4 May 2011, Caneel Bay to Mahoe Bay, USVI

Marine Forecast: beautiful!

Even after a sleepless night, Ginger couldn’t help but be a little smug while writing postcards and watching the sun rise over Caneel Bay. And the day only got better. Over breakfast, we decided to check out the Caneel Bay resort. Since it was built in the 1930’s, I’d thought it would be art deco but it was more of a Frank Lloyd Wright aesthetic with long low buildings open towards the water.

The red-striped taxis in Cruz Bay were eerily like the golf carts in The Prisoner, and the manicured grass at the resort just added to the genteel incarceration effect. We were welcomed cordially, though, and instructed *not* to sit on the beach chairs. But the gift shop was good: postcards, more sunscreen, but no sunglasses even though the backs and insides of Ginger’s ears were a raging itch. The bathrooms were good: AC, tile, nice hand towels. It really is amazing how welcoming of boaters the resorts are, especially in the low-ish season. Definitely not a privilege to abuse, but an interesting way to see places we normally wouldn’t go (Caneel Bay 9-10).

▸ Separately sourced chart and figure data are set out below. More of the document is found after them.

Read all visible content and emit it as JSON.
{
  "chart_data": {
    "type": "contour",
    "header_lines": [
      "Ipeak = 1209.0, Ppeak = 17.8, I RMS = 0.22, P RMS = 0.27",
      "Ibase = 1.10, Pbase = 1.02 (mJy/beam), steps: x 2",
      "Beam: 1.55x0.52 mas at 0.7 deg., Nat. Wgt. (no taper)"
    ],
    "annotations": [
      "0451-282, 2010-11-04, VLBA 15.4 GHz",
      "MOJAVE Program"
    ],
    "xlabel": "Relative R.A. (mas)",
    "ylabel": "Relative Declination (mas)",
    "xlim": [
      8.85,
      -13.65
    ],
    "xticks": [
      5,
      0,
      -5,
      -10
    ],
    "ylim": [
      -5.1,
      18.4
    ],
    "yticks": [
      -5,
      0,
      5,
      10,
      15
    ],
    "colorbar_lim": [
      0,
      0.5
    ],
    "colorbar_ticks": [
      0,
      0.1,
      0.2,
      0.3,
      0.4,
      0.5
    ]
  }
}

We motored up to Mahoe Bay (11-11:30), had our pick of mooring balls, and geared up for a dinghy trip to Trunk Bay (1pm). Unfortunately, we turned in one bay too soon, so we practiced our 2-person dinghy beaching drill in Cinnamon Bay. We shared a sandwich, then ran it out into the surf where Ginger practiced her shallow-water-dinghy-start magic and zipped over to Trunk Bay. Tied up at the dinghy line (thanks US National Parks!) and swam in to look at the underwater snorkel trail. Very cool but not as many fish as The Caves. Lots o’ sea urchins, though.

And then we thought, why not eat lunch on shore? So The Skipper swims out, dinghies in the food to Ginger waiting in the surf, parks and swims back. Honeymoon! We share a sandwich and some very warm Caribs under the trees, look at the white beach and light blue water and the afternoon rainstorm blowing through behind Jost Van Dyke, and keep poking one another to make sure this isn’t a dream.

The Skipper retrieves Ginger and the food from the surf zone and we make it to the boat just as the rain starts (4pm). Nap, drinks, sunset, dinner: one of those Indian foil pouches of chick peas over boiled potatoes. The rum and tonic and lime come out as does a huge sky of stars and we watch the Big Dipper wheel around the mast.